I'm sitting here trying to pen my thoughts while wondering
why it is I try to coat my words and sentences into
something not only meaningful but sweet to the ear like a
most harmonic dissonance. I am truly and utterly depressed,
so what makes me want to take this feeling of solitude and
sadness and mold it into something that people might
appreciate? Doing this it looks like I have taken a
hideously shaped rock and turned it into something more
bearable to look at. It makes things a lot easier if you see
it as a process. Inside I feel like screaming. Actually,
inside I am screaming and if I actually do shout out this
feeling that I so depend on it might actually end. I don't
know why I don't want it to end. This scream leaves my
stomach through my fingertips instead of my mouth turning it
to something I can try to understand and analyze, thus,
helping me get deeper into it. I know while I write that I
am not going to over dramatize my feeling by adding the
kitsch symbol of endless emptiness. Saying I have nothing
simply isn't true. I have many friends, partially sane
family and some other things a normal mind desires. Yet this
is still something I feel and can't, or would rather not,
let go of. So why is it really that I am sitting here
writing down my depression as art? Why is it that I hang up
something I would never share in regular conversation for
everybody to see? I could only guess coating this dreadful
piece into ink will be far easier to see than looking at it
as it really is; plain simple depression which does not make
me any more special than anyone else. Not everybody can take
their feelings in other forms as in writing, drawing or
composing and up until now I have pitied them.
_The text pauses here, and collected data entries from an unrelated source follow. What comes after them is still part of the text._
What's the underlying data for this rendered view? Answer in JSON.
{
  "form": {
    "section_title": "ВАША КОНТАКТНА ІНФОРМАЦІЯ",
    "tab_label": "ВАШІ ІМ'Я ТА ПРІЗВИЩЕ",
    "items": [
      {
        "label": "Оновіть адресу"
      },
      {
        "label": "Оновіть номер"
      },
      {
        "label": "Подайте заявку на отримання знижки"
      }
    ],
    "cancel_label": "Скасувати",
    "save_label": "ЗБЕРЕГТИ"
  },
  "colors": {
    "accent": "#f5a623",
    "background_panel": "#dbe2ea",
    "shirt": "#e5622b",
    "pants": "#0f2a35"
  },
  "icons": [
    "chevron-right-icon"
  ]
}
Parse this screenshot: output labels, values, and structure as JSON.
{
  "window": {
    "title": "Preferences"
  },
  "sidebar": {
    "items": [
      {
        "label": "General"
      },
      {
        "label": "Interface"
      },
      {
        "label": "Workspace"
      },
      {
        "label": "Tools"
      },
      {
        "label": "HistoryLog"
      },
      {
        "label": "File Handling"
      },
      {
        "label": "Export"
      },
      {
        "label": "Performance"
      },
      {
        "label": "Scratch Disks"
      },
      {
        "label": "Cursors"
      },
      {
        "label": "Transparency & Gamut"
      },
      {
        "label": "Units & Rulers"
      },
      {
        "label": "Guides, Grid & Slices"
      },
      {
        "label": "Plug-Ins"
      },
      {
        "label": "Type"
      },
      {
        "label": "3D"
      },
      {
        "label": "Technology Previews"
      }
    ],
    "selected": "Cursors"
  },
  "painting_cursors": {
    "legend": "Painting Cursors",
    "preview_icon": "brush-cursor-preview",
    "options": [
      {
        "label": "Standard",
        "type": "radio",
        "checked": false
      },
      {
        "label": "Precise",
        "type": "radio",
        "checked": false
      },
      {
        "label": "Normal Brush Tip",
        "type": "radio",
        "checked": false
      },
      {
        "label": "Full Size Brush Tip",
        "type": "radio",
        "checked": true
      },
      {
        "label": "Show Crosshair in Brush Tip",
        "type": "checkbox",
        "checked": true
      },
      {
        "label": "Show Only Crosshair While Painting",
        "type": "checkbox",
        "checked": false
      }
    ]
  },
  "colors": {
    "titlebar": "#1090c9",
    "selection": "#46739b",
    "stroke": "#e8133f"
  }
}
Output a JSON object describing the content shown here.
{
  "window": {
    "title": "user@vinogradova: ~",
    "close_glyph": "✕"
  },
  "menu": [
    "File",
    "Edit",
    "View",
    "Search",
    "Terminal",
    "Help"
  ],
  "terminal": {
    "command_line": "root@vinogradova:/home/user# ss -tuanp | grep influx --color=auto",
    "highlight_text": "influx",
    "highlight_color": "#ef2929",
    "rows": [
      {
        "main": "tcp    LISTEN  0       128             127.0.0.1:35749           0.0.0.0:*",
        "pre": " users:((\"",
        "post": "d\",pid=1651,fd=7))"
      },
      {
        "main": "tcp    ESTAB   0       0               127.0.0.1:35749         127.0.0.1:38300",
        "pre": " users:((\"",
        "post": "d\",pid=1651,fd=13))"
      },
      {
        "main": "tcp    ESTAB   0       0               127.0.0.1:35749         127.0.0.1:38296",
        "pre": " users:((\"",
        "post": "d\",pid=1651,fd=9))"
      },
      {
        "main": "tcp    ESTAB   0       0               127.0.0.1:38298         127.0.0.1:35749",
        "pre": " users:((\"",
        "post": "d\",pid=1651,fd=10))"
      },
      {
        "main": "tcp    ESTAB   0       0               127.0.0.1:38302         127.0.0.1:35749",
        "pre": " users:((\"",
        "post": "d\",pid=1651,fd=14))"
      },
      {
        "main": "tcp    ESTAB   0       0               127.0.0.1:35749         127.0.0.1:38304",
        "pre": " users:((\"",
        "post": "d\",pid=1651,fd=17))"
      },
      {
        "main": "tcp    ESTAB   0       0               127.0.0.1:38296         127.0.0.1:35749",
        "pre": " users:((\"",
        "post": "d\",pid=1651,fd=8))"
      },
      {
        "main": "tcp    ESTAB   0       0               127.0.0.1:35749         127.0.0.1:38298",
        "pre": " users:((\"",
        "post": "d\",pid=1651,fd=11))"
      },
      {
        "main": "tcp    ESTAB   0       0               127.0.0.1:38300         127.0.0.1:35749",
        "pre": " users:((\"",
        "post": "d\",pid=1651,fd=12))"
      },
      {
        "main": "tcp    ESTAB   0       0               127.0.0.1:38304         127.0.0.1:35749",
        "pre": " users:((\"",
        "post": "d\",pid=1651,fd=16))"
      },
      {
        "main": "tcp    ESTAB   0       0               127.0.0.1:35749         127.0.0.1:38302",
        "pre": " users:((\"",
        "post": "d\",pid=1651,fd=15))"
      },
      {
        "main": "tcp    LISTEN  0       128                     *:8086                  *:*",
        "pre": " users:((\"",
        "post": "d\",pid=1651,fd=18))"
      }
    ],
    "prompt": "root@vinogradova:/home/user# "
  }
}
But are they
not braver beings than I to take what comes along as is
instead of being hesitant to look while turning into
something else? Maybe they do not lack imagination but, in
fact, have a better prospective of life?
This is not a story or a lecture of any kind. Nor is it a
suicide note or ponder. These are just my thoughts that have
come late at night with a usual dose of midnight depression
trying to find ways to reveal themselves.